Soundtrack album by Vishal–Shekhar
- Released: 12 December 2017
- Recorded: 2017
- Genre: Feature film soundtrack
- Length: 25:29
- Language: Hindi
- Label: YRF Music
- Producer: Meghdeep Bose; Abhijit Nalani;

Vishal–Shekhar chronology
| Befikre (2016) | Tiger Zinda Hai (2017) | Bharat (2019) |

Singles from Tiger Zinda Hai
- "Swag Se Swagat" Released: 19 November 2017; "Dil Diyan Gallan" Released: 26 November 2017;

= Tiger Zinda Hai (soundtrack) =

Tiger Zinda Hai is the soundtrack to the 2017 film of the same name directed by Ali Abbas Zafar; a sequel to Ek Tha Tiger (2012), the film stars Salman Khan and Katrina Kaif reprising their roles from the first film.
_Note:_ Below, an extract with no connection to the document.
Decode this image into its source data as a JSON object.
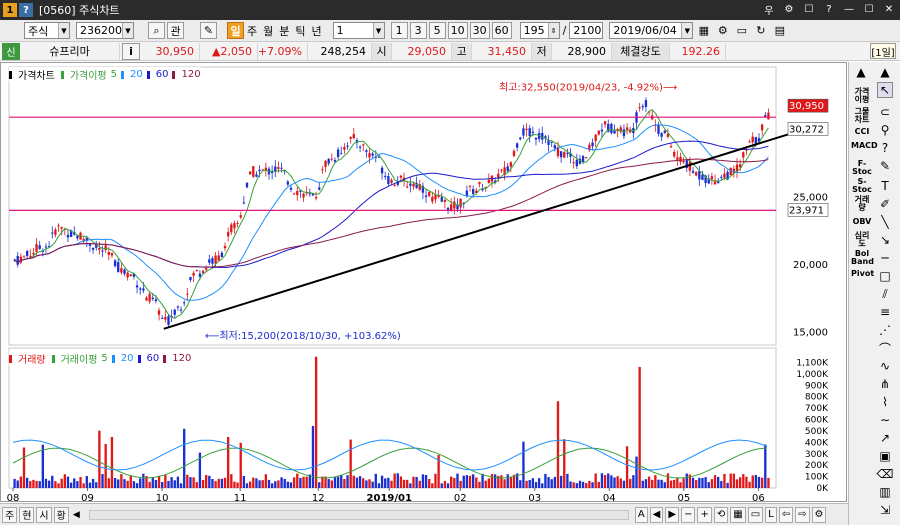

Vishal–Shekhar composed the six-song soundtrack which was produced by Meghdeep Bose and Abhijit Nalani and lyrics are written by Irshad Kamil. The soundtrack was released through YRF Music on 12 December 2017 and became the most-streamed Bollywood soundtrack on YouTube.

== Development ==
Vishal–Shekhar composed the film's soundtrack in their second collaboration with Khan and Zafar after Sultan (2016). They replaced Sohail Sen, the original composer of the predecessor Ek Tha Tiger, whereas Julius Packiam, who did the background score for the first film, returned for the sequel. Vishal Dadlani, Atif Aslam, Sukhwinder Singh, Neha Bhasin, Shreya Ghoshal, Jyoti Nooran and Raftaar performed vocals for the songs. Meghdeep Bose produced two of the songs: "Swag Se Swagat" and "Daata Tu" while Abhijit Nalani produced the remainder of the tracks. According to Bose, the song "Swag Se Swagat" took him nine months for the appropriate sound. The composer duo arranged Packiam's theme track from the first film as the title track "Zinda Hai" to enhance its appeal. Atif Aslam performed the song "Dil Diyan Gallan", despite the ban imposed on Pakistani artists working in Hindi film industry, in response to the 2016 terrorist attack in Jammu and Kashmir. Initially, the song was offered to Arijit Singh before Khan refused him after a dispute with the singer on an award show, back in 2014.

== Release ==
The song "Swag Se Swagat" was released as a single from the album on 19 November 2017. While the song was appreciated for Khan and Kaif's dance, and the composition, it was also accused of being allegedly lifted from the song "The Horns" by DJ Katch. An Arabic version the song was performed by Rabih Baroud and Brigitte Yaghi. The second song "Dil Diyan Gallan" was released on 26 November, with Khan and Kaif appearing at the 11th season of Bigg Boss. The album was released under the YRF Music label on 7 December.

== Reception ==

=== Critical ===
Devarsi Ghosh of Scroll.in wrote "[Vishal–Shekhar] seem to have been on auto-pilot mode in the five original tracks of this shoot-'em-up flick – nothing strikes and nothing lands". Devansh Sharma of Firstpost wrote "the music of Tiger Zinda Hai offers more diversity than that of the first part but its best songs may not end up becoming the most popular of the year." Vipin Nair of The Hindu wrote "Vishal-Shekhar’s only release for the year gives the Tiger series some much needed sonic reprieve." Karthik Srinivasan of Milliblog wrote "This tiger is alive and kicking".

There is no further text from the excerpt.